16. Testing Strategy
1. Why This Exists
The chat pipeline is the most consequential code in Sasha — it touches every user interaction — and historically has been the least tested. The test strategy is anchored on five product-quality goals; each test layer below maps to one or more of them.
| # | Goal | What "good" looks like | Where coverage lives |
|---|---|---|---|
| 1 | Stable chat session | No dropped or duplicated messages on reconnect, restart, or compaction | Y (server, shipped Phase 0); B.2 (client, pending). E2E layer 1 below. |
| 2 | Don't lose messages we ought to surface | Anything Anthropic's CLI persists to JSONL is replayable to the client | Y mapper + tail service unit tests; A2 replay harness (planned). |
| 3 | Reduce noisy messages | [Message format not recognized] never reaches a user; status events don't pollute the transcript |
Tactical: 10 unit tests on messageNormalizer.isSystemJson cover the rate_limit_info envelope (Phase C0, 2026-05-09). Strategic coverage depends on B.3 (signal classification), not yet started. |
| 4 | Stay consistent with stdout/stderr | Live-stream and replay produce semantically equivalent client state | Mapper unit tests assert wire-shape parity with messageStreamHandler.js broadcast payload. |
| 5 | Debuggable | A developer can grep one log prefix and see what every chat-subscribe did | A1 debug pane (shipped, 30 tests); [chat-subscribe] server log (shipped, no automated assertion yet). |
The biggest unaddressed gap is goal 3 (noise) — there is no work in progress on signal classification. The biggest in-flight gap is goal 1 — Y's server work is shipped behind a feature flag, but the client (B.2) still uses the legacy path so the feature is dormant in production.

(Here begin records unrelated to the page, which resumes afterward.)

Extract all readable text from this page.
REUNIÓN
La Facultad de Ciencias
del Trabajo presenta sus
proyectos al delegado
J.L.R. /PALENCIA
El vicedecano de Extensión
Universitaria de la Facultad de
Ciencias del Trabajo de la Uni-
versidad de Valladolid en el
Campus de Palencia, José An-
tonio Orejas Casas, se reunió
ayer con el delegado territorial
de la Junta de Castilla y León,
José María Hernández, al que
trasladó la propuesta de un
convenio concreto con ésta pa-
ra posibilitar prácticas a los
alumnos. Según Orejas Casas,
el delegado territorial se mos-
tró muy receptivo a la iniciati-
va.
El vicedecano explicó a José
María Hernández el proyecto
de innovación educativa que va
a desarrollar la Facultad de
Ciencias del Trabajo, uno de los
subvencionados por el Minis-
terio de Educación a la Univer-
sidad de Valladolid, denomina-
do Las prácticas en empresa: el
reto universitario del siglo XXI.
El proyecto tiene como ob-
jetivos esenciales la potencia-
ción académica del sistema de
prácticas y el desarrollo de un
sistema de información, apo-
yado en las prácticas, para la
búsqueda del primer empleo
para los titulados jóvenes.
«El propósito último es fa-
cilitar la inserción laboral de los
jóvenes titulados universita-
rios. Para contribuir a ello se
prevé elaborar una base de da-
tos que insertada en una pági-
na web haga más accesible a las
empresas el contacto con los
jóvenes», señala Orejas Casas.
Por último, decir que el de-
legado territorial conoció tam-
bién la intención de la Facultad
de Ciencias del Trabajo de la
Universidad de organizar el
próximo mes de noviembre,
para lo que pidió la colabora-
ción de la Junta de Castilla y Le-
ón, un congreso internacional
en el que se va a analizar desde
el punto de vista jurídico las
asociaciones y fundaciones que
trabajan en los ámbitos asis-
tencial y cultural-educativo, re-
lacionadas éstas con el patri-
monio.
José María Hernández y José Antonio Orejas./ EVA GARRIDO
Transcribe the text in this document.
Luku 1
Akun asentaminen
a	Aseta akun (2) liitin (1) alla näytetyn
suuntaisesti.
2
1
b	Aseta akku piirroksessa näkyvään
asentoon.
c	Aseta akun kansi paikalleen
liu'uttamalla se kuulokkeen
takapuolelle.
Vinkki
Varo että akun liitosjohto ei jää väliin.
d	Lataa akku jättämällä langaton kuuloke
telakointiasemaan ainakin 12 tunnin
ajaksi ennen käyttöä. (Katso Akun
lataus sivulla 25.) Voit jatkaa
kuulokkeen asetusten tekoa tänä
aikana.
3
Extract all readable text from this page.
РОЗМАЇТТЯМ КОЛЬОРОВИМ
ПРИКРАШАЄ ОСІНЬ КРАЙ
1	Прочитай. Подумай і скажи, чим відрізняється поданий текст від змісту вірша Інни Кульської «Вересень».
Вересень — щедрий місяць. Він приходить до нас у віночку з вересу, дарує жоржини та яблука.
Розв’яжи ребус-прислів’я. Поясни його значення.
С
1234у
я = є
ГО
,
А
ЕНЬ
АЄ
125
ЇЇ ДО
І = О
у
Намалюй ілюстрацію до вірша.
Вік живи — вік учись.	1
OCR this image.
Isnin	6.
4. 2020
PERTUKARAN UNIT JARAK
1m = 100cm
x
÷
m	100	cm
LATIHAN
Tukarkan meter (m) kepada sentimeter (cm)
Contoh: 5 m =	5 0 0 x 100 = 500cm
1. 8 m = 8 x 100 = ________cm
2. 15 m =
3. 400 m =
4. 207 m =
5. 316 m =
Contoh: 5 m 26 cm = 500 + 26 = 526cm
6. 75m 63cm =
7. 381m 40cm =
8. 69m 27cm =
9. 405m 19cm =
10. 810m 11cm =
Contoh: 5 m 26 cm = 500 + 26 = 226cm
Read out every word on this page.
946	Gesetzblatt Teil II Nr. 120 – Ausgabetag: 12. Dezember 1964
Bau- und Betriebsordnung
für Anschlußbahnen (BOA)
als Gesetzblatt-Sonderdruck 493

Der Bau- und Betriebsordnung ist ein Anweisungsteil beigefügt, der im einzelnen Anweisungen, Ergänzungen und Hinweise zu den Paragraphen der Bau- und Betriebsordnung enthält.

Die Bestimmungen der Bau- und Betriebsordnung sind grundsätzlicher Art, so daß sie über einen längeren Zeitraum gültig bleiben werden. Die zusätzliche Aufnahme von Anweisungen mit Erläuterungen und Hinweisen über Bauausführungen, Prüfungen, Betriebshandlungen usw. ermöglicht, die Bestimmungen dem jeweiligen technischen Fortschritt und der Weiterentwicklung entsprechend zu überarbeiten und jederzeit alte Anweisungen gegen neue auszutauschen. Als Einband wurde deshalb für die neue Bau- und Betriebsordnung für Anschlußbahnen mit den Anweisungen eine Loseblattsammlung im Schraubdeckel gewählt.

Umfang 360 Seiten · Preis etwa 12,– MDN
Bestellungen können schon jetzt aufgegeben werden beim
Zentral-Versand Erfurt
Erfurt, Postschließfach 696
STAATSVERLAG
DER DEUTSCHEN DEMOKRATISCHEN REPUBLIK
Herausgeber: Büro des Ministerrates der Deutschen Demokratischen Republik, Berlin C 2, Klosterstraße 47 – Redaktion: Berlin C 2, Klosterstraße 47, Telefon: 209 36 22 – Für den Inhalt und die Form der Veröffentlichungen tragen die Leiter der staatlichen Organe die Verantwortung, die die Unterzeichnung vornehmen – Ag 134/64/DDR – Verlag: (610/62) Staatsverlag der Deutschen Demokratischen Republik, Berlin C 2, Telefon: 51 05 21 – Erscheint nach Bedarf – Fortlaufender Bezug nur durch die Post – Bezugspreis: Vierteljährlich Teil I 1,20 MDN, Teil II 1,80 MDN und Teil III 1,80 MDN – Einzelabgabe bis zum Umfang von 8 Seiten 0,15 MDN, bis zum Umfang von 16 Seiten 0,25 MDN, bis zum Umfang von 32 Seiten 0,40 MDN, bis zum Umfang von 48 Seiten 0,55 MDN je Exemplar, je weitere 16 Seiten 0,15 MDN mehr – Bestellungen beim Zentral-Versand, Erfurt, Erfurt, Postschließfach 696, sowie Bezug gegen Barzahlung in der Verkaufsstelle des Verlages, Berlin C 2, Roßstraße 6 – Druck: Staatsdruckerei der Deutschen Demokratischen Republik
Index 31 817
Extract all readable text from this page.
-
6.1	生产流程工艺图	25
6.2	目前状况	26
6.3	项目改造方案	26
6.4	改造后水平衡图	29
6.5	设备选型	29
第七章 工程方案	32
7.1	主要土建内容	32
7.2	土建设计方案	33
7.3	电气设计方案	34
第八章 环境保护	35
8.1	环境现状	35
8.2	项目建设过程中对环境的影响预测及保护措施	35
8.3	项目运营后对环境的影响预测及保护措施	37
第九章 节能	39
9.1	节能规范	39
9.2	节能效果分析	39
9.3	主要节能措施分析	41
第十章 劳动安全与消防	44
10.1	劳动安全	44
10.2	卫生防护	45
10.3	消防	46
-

For program context, see docs/superpowers/specs/2026-05-06-replay-via-jsonl-tail-design.md (Y) and docs/superpowers/plans/2026-05-06-client-cutover-b2-redesign.md (B.2).
2. Test Framework
| Tool | Purpose |
|---|---|
| Vitest | Test runner (unit + integration). Configured in claudecodeui/vitest.config.ts. |
@testing-library/react |
Component + hook tests in jsdom |
@vitest/coverage-v8 |
Coverage measurement (V8-native, fast) |
| jsdom | Browser-environment polyfill for component/hook tests |
| better-sqlite3 | In-memory database for test isolation |
3. Running Tests
cd claudecodeui
npm test # Run once
npm run test:watch # Watch mode
npm run test:coverage # Run + emit reports under coverage/
npm run test:integration # Server integration tests (uses --env-file=.env.test)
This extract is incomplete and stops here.